Tools:
@Ron can you speak more to this? Do you like this /these sites? How do you find yourself using them best?
@Sadelle I like to share some personal experience about using multiple language tools. My main target language is French. I am an amateur autodidact language learner. No classes, no compulsory exams anymore. I set my goals. I have been working with French for a long time and would like to reach a sound conversational level. Along the way, I realized that with studying French, the ability grows to understand more in other romance languages. I started to “add one language” in tools that operate in multiple languages. For me it has been Italian. Italy is a wonderful travel destination for me. Although my focus remains French, I pick up more and more of Italian this way. I started to use French as default language on language learning platforms to learn basic Italian. At the moment, I use “Mondly” and “50 Languages”. As a speaker of Dutch I do the same with the closely related language Afrikaans. I hope this has been useful for you. I should say give it a try to find out if this can help you commencing, maintaining and improving multiple languages simultaneously.
I’m intrigued by this idea! How much time you could save by studying from one language directly into another, cutting out the “middle man” of your native language!
I wonder what level you would need to be at for each language for it to be helpful rather than confusing, though…?
(I did do something similar by mistake recently - I downloaded a deck of Japanese/English flash cards made by a Finnish man. For his own reference, he had put in some Finnish translations - all of which I ended up passively memorising! )
Thanks Ron. I definitely find this intriguing. I had started bringing back my long lost Russian this summer, but am now back on a focused push to get my Irish to B2. I use a mix of learning methods, from a couple of mostly casual conversation based classes, plus occasional dips in online self-led courses to a couple of grammar books to my slowly growing collection of comprehensible input resources, podcasts, tv, radio, novels, audiobooks, etc. (I like to mix things up).
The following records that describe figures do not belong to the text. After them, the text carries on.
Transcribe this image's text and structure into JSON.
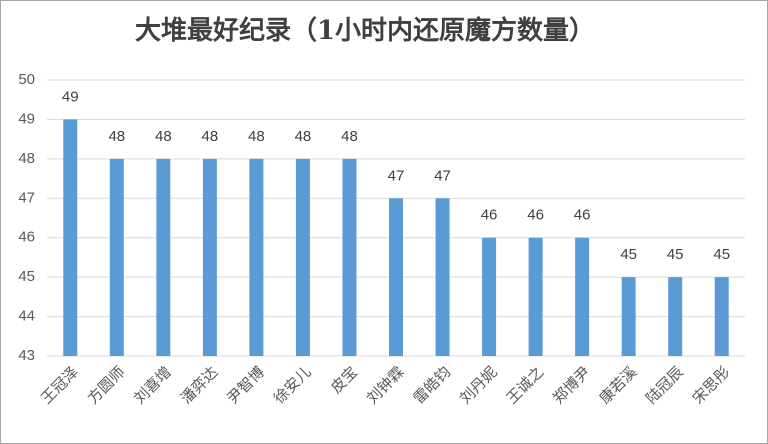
{
  "chart_data": {
    "type": "bar",
    "title": "大堆最好纪录（1小时内还原魔方数量）",
    "categories": [
      "王冠泽",
      "方圆师",
      "刘喜增",
      "潘弈达",
      "尹智博",
      "徐安儿",
      "皮宝",
      "刘钟霖",
      "雷皓钧",
      "刘丹妮",
      "王诚之",
      "郑博尹",
      "康若溪",
      "陆冠辰",
      "宋思彤"
    ],
    "values": [
      49,
      48,
      48,
      48,
      48,
      48,
      48,
      47,
      47,
      46,
      46,
      46,
      45,
      45,
      45
    ],
    "color": "#5b9bd5",
    "ylim": [
      43,
      50
    ],
    "yticks": [
      43,
      44,
      45,
      46,
      47,
      48,
      49,
      50
    ],
    "grid": true
  }
}
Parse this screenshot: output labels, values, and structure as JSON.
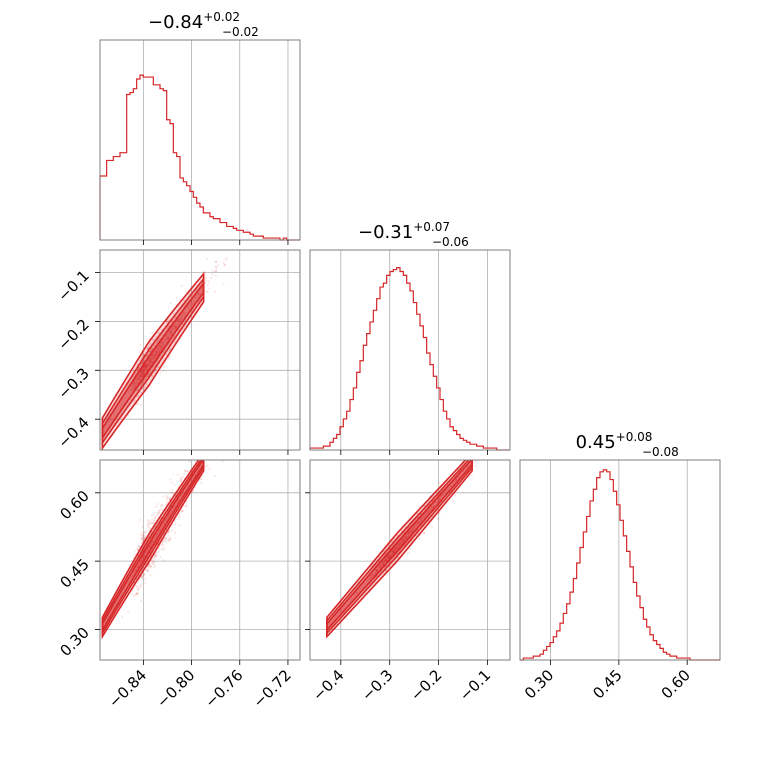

I was thinking it might be nice to do a side by side collection of vocab in both languages at some point, so I may play with this. Though it would very cool to use for when I add Gaeilge na hAlbain.
Sadly, neither 50 languages nor Nice Translator offers Irish (or Scottish Gaelic). Oh well…
@ Sadelle, if you like the concept of “50 Languages” you should contact Goetheverlag (Germany) and talk about adding Irish. You definitely need one or two native speakers to build it. Maybe you know about funding resources from the government or EU to support learning of minority languages? I wish you luck to convince the editors to “add one language”. Online-Translators need a lot of available input of text material to be build. But it should be possible to provide this for Irish. Google translate offers more and more (minority) languages. There is Corsican, there is Welsh.
Thanks Ron… I’ll mention this within my networks.